The result is a big batch of Doburoku fermenting in the cold closet and a double batch of Moto fermenting in the little fridge.  I figure if it is going to take two weeks to make the Moto, I might as well double it so I can run two batches once it is ready.

It should be interesting.

Monday, January 7, 2013

2013 Sake and mushrooms

The last batch of Sake went into cold ferment in the last days of November.  It was very cold up there in the guest bedroom, hovering in the low fifties.  The clean laundry piled up according to color on the guest bed keeping watch.  Each day a vigorous stir of the mash to add Oh-two to the mix to keep the ferment healthy.  A faint smell of alcohol / Koji in the air (and the smell of Marilyn's hair spray).

That batch came out a couple of days ago.  The cold ferment and perhaps a reduction in the amount of citric acid applied gives it a very nice flavor, one that calls to me late at night on a Sunday night / Monday morning.
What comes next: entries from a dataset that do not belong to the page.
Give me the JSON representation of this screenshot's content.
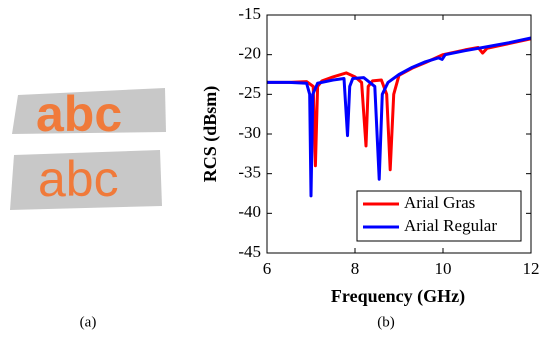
{
  "panel_a": {
    "words": [
      "abc",
      "abc"
    ],
    "caption": "(a)"
  },
  "chart_data": {
    "type": "line",
    "caption": "(b)",
    "xlabel": "Frequency (GHz)",
    "ylabel": "RCS (dBsm)",
    "xlim": [
      6,
      12
    ],
    "ylim": [
      -45,
      -15
    ],
    "xticks": [
      6,
      8,
      10,
      12
    ],
    "yticks": [
      -45,
      -40,
      -35,
      -30,
      -25,
      -20,
      -15
    ],
    "legend": "lower right",
    "grid": false,
    "series": [
      {
        "name": "Arial Gras",
        "color": "#ff0000",
        "x": [
          6,
          6.5,
          6.9,
          7.05,
          7.1,
          7.15,
          7.25,
          7.5,
          7.8,
          8.0,
          8.15,
          8.25,
          8.3,
          8.4,
          8.6,
          8.72,
          8.8,
          8.88,
          9.0,
          9.3,
          9.6,
          10.0,
          10.5,
          10.8,
          10.9,
          11.0,
          11.5,
          12
        ],
        "values": [
          -23.5,
          -23.5,
          -23.4,
          -24,
          -34,
          -24,
          -23.3,
          -22.8,
          -22.3,
          -22.8,
          -23.5,
          -31.5,
          -24,
          -23.3,
          -23.2,
          -25,
          -34.5,
          -25,
          -22.6,
          -21.7,
          -21,
          -20,
          -19.4,
          -19.1,
          -19.8,
          -19.2,
          -18.6,
          -18
        ]
      },
      {
        "name": "Arial Regular",
        "color": "#0000ff",
        "x": [
          6,
          6.5,
          6.9,
          6.97,
          7.0,
          7.04,
          7.15,
          7.5,
          7.75,
          7.83,
          7.88,
          7.95,
          8.2,
          8.45,
          8.55,
          8.62,
          8.75,
          9.0,
          9.3,
          9.6,
          9.9,
          9.98,
          10.05,
          10.5,
          11.0,
          11.5,
          12
        ],
        "values": [
          -23.5,
          -23.5,
          -23.6,
          -25,
          -37.8,
          -25,
          -23.6,
          -23.2,
          -23,
          -30.2,
          -24,
          -23,
          -22.9,
          -24,
          -35.7,
          -25,
          -23.5,
          -22.5,
          -21.6,
          -20.9,
          -20.4,
          -20.6,
          -20,
          -19.5,
          -19,
          -18.5,
          -17.9
        ]
      }
    ]
  }
}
There is another batch of Kome Koji incubating in the chamber (oven with the light on).  I have decided to make batches according to the size of my pressure cooker rather than the size the recipe calls for.  More than double the 400 gram recipe size.

The blue painter's tape icons over the BAKE and LIGHT buttons attempt to control the temperature and prevent the melting of the Koji that occurred a little while back.

Mushrooms: I raised some Shitake mushrooms on logs back in the previous century, way back in '97. We had lots of mushrooms for four or five years, fewer in the latter years.

GC Farms will be trying mushrooms again.  Shitake on logs using plug spawn.  I'll do a couple of burns to create some patches for Black Morels and cut a Beech tree for some fire wood and some oyster mushrooms. I'm thinking sawdust spawn for the oyster mushrooms.

I'll probably get a pressure canner for sterilizing culture media for more 'shrooms and maybe canning some salsa.

It is a weird new year that we enter into.

Do you know what the three percent is?

New years spike

Blogger's stats aren't all that they could be or at least I don't know how to make the best use of them.  If I post on FB or G+ that I have updated the blog, maybe twenty or thirty of my closest friends and family might venture a peek over here.

On the first of the month the views went to more than double that without a new post or any notification?  WTF?  The stats did not reveal (or I don't know how to use them) where that traffic came from.  Hackers I thought, not likely. 

I posted a comment on a Patriot's blog, WireCutter's blog, I think that is what caused the spike. Did you know he is famous:

Anyway, thanks to KL, for introducing me to III%, and those assumed hits to the blog.  I'm spreading the word.